According to German authorities, Uka confessed to the killings when interrogated after the shooting. Uka's lawyer said that the motivation for the shooting was a video on YouTube, which showed U.S. soldiers raping Iraqi Muslim women. Uka was convinced that the video was genuine, but it was in fact a clip taken from Redacted, an American film based on the Mahmudiyah massacre. On the internet, Uka posted on several Islamist forums, later claiming that through the content and the discussions in these forums, he came to believe that his fellow Muslims were in global war with the United States. Uka was also influenced by jihadist nasheeds, including a nasheed made by Abou Maleeq, who would later join the Islamic State.

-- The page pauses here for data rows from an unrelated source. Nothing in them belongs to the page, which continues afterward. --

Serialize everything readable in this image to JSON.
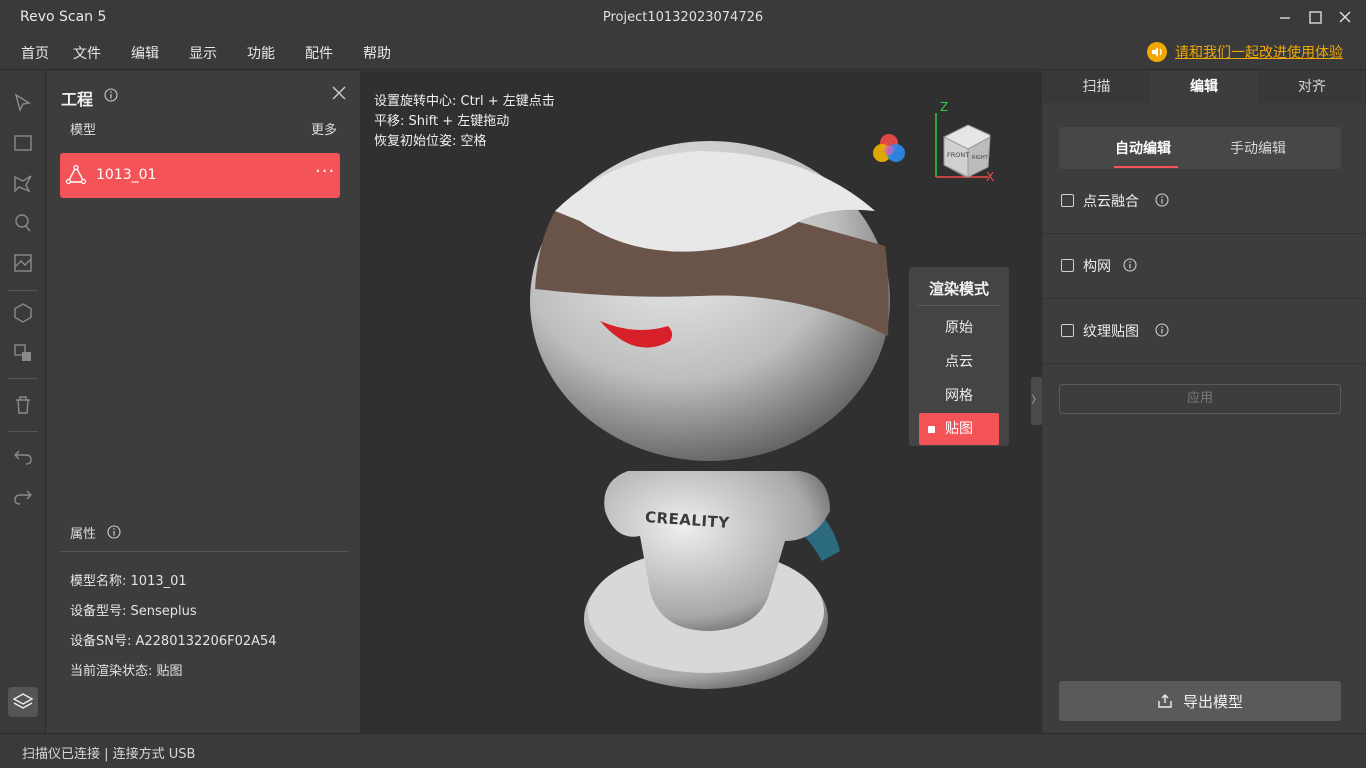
{
  "window": {
    "app_title": "Revo Scan 5",
    "project_title": "Project10132023074726"
  },
  "menu": {
    "items": [
      "首页",
      "文件",
      "编辑",
      "显示",
      "功能",
      "配件",
      "帮助"
    ],
    "feedback_link": "请和我们一起改进使用体验",
    "feedback_icon": "speaker-icon"
  },
  "tools": [
    "select-arrow-icon",
    "rect-select-icon",
    "lasso-icon",
    "brush-select-icon",
    "crop-icon",
    "mesh-cube-icon",
    "duplicate-icon",
    "trash-icon",
    "undo-icon",
    "redo-icon",
    "layers-icon"
  ],
  "project_panel": {
    "title": "工程",
    "models_label": "模型",
    "more_label": "更多",
    "model": {
      "name": "1013_01",
      "more": "···"
    },
    "attributes_label": "属性",
    "attributes": [
      {
        "label": "模型名称:",
        "value": "1013_01"
      },
      {
        "label": "设备型号:",
        "value": "Senseplus"
      },
      {
        "label": "设备SN号:",
        "value": "A2280132206F02A54"
      },
      {
        "label": "当前渲染状态:",
        "value": "贴图"
      }
    ]
  },
  "viewport": {
    "hints": [
      "设置旋转中心: Ctrl + 左键点击",
      "平移: Shift + 左键拖动",
      "恢复初始位姿: 空格"
    ],
    "gizmo": {
      "z": "Z",
      "x": "X",
      "front": "FRONT",
      "right": "RIGHT"
    },
    "model_brand": "CREALITY",
    "render_mode": {
      "title": "渲染模式",
      "options": [
        "原始",
        "点云",
        "网格",
        "贴图"
      ],
      "selected": "贴图"
    },
    "collapse": "〉"
  },
  "right_panel": {
    "tabs": [
      "扫描",
      "编辑",
      "对齐"
    ],
    "active_tab": "编辑",
    "subtabs": [
      "自动编辑",
      "手动编辑"
    ],
    "active_subtab": "自动编辑",
    "options": [
      {
        "label": "点云融合",
        "checked": false
      },
      {
        "label": "构网",
        "checked": false
      },
      {
        "label": "纹理贴图",
        "checked": false
      }
    ],
    "apply_label": "应用",
    "export_label": "导出模型"
  },
  "status": {
    "text": "扫描仪已连接 | 连接方式 USB"
  },
  "colors": {
    "accent": "#f45458",
    "feedback": "#f0a800",
    "background": "#3a3a3a"
  }
}
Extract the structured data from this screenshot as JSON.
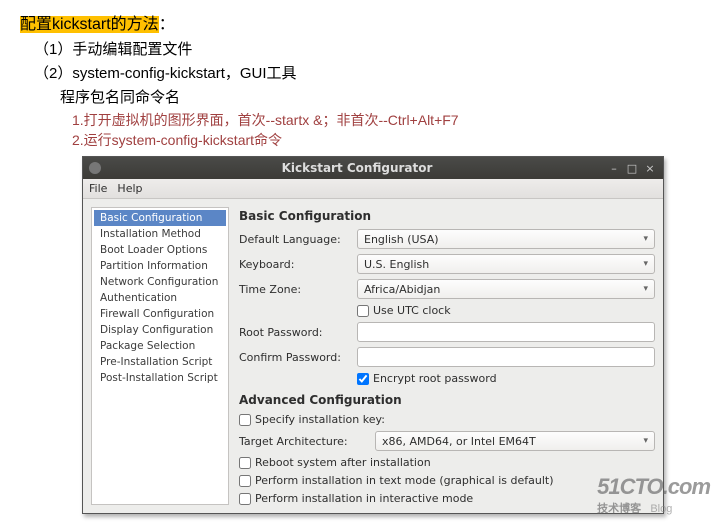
{
  "doc": {
    "title_hl": "配置kickstart的方法",
    "title_tail": "：",
    "line1": "（1）手动编辑配置文件",
    "line2": "（2）system-config-kickstart，GUI工具",
    "line3": "程序包名同命令名",
    "sub1": "1.打开虚拟机的图形界面，首次--startx &；非首次--Ctrl+Alt+F7",
    "sub2": "2.运行system-config-kickstart命令"
  },
  "window": {
    "title": "Kickstart Configurator",
    "menu": {
      "file": "File",
      "help": "Help"
    },
    "sidebar": [
      "Basic Configuration",
      "Installation Method",
      "Boot Loader Options",
      "Partition Information",
      "Network Configuration",
      "Authentication",
      "Firewall Configuration",
      "Display Configuration",
      "Package Selection",
      "Pre-Installation Script",
      "Post-Installation Script"
    ],
    "basic": {
      "section": "Basic Configuration",
      "lang_lbl": "Default Language:",
      "lang_val": "English (USA)",
      "kbd_lbl": "Keyboard:",
      "kbd_val": "U.S. English",
      "tz_lbl": "Time Zone:",
      "tz_val": "Africa/Abidjan",
      "utc_lbl": "Use UTC clock",
      "root_lbl": "Root Password:",
      "conf_lbl": "Confirm Password:",
      "encrypt_lbl": "Encrypt root password"
    },
    "adv": {
      "section": "Advanced Configuration",
      "spec_lbl": "Specify installation key:",
      "arch_lbl": "Target Architecture:",
      "arch_val": "x86, AMD64, or Intel EM64T",
      "reboot_lbl": "Reboot system after installation",
      "textmode_lbl": "Perform installation in text mode (graphical is default)",
      "interactive_lbl": "Perform installation in interactive mode"
    }
  },
  "watermark": {
    "main": "51CTO.com",
    "sub_cn": "技术博客",
    "sub_en": "Blog"
  }
}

=== Trial and sentence ===
During Uka's trial, his defence lawyer described him as a non-typical violent criminal who is neither religiously motivated nor an Islamist terrorist, while the Attorney General of Germany named Uka as a single perpetrator, which was applied for a sentence of life imprisonment plus a finding of "exceptional gravity of guilt".

On 10 February 2012, the Hessian State Superior Court (Oberlandesgericht Frankfurt am Main) sentenced Uka to life imprisonment for two counts of murder and three counts of attempted murder with the determination of an "exceptional gravity of guilt", which means that he will not be eligible for parole after having served fifteen years. Because he was sentenced to more than three years imprisonment, he will be deported to Kosovo after having served his sentence as he does not hold German citizenship.